すると八日目になって、初めて新しい二つの報告が集って来た。一つは、あの日以来吉蔵の店では冷蔵庫へ入れる氷を五貫目ずつ余計使っている事実、一つは、あの日を境にして失踪《しっそう》した者の一覧表の中から、山名国太郎という大学生がお由に似た年頃の婦人を自室に引き入れている所を一二度見た者があるという報告であった。
お由事件の為に特設された捜索本部は、この二つの報告に色めき立って、主任は直ちに吉蔵の店へ警察を向ける一方、山名国太郎の行方を八方に捜索させた。
吉蔵は警官の臨検《りんけん》に大小三個の冷蔵庫を直ぐ開いて見せた上、氷の消費量増加については、
「何にしろもうこんな陽気ですから、氷だって段々|殖《ふ》える一方でさあ」と、軽く説明した。然し主任がその位の説明で満足する筈はなく、当分夜の間刑事を吉蔵の店の床下に張り込ませて、何処までも事件の端緒《たんちょ》を掴《つか》むようにと手配した。
一方山名国太郎の失踪については、喜多公を変電所へ張って行った刑事から、偶然《ぐうぜん》手懸りがついた。というのは、変電所主任土岐健助宛の無名の手紙から足がつき、スタンプの消印で栃木県《とちぎけん》今市《いまいち》附近に国太郎が潜伏《せんぷく》していると判ったのである。

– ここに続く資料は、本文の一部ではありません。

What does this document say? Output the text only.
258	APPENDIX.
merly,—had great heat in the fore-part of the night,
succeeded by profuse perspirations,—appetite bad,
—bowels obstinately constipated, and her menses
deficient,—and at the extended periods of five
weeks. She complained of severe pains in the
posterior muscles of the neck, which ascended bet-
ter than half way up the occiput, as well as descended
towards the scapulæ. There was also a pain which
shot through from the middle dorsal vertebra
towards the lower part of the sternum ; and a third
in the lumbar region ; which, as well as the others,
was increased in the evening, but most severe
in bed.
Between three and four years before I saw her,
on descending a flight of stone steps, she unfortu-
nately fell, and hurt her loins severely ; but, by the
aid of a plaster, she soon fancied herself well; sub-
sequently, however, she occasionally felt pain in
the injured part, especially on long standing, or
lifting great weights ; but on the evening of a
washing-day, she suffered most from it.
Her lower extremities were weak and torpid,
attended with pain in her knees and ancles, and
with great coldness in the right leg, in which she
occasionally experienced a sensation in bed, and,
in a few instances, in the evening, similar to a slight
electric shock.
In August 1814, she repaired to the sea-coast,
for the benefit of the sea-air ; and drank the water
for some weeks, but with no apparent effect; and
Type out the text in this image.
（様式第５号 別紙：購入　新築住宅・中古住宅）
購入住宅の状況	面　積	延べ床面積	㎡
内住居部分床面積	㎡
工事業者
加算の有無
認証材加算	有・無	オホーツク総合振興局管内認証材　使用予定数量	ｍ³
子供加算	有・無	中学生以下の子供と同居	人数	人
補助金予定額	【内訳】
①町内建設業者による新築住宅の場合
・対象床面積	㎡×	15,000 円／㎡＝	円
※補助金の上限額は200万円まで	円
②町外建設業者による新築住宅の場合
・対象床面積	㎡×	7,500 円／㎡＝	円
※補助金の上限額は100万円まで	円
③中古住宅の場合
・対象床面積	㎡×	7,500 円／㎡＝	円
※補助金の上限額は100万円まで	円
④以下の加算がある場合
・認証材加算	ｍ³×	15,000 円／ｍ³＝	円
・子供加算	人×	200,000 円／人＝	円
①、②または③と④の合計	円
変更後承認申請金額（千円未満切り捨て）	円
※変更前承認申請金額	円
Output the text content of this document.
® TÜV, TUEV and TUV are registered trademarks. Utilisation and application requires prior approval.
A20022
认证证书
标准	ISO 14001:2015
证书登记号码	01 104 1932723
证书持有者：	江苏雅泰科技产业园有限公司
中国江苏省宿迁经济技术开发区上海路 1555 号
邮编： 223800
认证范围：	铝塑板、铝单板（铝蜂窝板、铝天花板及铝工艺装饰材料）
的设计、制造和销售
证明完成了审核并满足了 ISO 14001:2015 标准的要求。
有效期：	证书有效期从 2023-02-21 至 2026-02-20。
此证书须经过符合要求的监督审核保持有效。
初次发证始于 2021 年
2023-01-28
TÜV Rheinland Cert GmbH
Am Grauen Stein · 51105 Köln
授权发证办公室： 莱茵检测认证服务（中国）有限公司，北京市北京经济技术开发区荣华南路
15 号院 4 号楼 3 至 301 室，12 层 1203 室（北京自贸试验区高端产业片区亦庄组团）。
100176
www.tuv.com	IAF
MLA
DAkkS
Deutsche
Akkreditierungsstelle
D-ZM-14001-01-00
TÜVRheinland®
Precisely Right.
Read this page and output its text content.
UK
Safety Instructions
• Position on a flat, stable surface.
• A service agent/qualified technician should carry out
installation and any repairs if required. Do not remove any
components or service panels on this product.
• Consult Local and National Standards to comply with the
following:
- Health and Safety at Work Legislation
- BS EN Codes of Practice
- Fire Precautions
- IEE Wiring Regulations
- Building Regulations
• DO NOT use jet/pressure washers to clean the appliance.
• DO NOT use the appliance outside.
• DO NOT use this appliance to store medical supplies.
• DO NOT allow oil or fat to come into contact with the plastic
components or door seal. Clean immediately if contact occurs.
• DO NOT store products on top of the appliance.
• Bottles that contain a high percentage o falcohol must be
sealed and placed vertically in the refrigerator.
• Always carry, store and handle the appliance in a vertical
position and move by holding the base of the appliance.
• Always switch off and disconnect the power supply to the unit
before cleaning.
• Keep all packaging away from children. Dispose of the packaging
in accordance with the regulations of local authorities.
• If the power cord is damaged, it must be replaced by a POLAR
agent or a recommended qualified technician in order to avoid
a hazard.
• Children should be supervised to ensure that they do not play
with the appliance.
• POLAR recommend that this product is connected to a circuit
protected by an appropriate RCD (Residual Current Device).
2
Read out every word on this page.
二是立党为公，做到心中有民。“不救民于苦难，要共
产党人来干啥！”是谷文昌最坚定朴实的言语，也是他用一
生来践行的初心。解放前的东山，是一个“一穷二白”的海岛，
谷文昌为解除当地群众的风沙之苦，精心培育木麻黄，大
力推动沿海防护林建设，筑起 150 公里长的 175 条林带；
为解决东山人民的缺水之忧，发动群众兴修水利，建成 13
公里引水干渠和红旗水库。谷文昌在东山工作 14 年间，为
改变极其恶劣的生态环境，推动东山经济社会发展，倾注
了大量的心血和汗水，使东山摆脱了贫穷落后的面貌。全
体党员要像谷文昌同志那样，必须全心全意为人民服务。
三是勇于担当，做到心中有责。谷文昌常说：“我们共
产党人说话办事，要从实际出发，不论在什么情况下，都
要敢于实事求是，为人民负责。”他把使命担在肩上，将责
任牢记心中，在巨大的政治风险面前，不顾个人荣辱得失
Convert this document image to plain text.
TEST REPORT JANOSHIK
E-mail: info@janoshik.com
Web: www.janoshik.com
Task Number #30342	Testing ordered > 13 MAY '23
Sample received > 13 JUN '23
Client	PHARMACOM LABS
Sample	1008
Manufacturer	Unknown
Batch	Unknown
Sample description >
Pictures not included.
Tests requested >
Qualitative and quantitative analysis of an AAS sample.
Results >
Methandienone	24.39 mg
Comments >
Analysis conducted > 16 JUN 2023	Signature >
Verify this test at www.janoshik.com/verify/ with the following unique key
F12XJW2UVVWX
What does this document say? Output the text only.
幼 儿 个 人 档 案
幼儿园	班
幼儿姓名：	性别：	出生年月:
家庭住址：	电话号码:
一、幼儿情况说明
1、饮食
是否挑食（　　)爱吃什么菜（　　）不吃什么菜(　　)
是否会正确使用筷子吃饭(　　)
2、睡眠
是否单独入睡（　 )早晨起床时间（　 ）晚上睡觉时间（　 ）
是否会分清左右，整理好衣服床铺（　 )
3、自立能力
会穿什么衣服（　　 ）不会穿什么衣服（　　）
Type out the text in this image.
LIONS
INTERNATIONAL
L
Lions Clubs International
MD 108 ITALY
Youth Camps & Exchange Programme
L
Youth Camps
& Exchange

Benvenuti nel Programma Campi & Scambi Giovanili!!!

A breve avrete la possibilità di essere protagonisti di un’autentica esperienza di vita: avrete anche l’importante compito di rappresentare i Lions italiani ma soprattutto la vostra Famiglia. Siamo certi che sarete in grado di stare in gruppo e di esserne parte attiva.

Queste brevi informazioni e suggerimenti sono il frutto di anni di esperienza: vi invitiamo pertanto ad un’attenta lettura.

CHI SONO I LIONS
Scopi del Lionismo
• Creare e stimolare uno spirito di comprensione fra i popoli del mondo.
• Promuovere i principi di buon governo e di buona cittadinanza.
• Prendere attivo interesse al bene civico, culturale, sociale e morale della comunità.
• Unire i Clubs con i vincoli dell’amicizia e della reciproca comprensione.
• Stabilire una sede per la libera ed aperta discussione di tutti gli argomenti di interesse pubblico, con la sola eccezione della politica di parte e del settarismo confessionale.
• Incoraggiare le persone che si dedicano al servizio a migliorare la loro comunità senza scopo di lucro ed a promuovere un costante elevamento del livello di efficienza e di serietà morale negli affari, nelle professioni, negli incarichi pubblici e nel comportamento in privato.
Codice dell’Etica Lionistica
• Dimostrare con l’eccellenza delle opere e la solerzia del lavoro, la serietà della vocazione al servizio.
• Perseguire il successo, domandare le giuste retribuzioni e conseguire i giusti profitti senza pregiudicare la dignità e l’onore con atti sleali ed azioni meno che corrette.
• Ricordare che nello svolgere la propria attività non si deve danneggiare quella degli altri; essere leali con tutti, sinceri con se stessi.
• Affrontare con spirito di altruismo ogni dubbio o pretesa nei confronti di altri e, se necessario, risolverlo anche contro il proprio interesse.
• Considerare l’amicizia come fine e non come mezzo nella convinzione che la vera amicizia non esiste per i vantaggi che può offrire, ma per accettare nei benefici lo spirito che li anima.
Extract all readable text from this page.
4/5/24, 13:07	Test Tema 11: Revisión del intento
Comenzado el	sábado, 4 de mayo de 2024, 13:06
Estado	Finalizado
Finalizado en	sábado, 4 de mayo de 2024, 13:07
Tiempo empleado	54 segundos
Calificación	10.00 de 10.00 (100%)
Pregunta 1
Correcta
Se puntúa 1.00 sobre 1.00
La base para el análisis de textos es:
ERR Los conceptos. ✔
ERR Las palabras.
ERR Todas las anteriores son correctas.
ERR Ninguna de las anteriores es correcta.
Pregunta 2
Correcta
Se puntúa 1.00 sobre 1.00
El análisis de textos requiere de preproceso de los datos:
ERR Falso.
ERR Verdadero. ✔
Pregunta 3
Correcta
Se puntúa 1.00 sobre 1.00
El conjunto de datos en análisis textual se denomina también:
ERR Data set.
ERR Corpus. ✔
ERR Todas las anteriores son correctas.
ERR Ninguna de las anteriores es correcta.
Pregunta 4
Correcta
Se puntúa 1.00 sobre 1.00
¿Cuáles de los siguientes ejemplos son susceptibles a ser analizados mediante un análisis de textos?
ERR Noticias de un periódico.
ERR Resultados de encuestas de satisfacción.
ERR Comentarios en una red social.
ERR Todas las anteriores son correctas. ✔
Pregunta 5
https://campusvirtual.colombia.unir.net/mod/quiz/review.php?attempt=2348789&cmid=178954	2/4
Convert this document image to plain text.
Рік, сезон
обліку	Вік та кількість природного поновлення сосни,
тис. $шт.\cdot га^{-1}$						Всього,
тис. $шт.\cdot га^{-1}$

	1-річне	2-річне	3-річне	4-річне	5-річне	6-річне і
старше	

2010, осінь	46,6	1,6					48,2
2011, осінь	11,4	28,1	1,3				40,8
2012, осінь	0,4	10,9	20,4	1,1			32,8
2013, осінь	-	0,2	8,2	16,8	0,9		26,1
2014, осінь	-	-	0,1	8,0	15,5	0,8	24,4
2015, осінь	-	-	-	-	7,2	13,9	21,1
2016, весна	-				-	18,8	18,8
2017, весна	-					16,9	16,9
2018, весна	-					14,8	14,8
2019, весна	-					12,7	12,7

いよいよ国太郎が逮捕されたとなると、事件は、何う展開するであろう。国太郎とお由の密会には証人がある事だし、あの夜土岐技手が現場《げんじょう》へ呼ばれた時には、既にお由は死んでいたのだから、国太郎がこの他殺に全然無関係であるという事は説明出来まい。同時にお由の屍体遺棄が明らかになるので、土岐技手にも嫌疑の余地が出て来る。其の夜の勤務は土岐一人で他に証人が無いのだから、国太郎の言う通りお由が露路に一人でいたとすれば、其の間に健助がお由を襲うことも出来たのである。
こうして殺人犯人の嫌疑者は四人となった。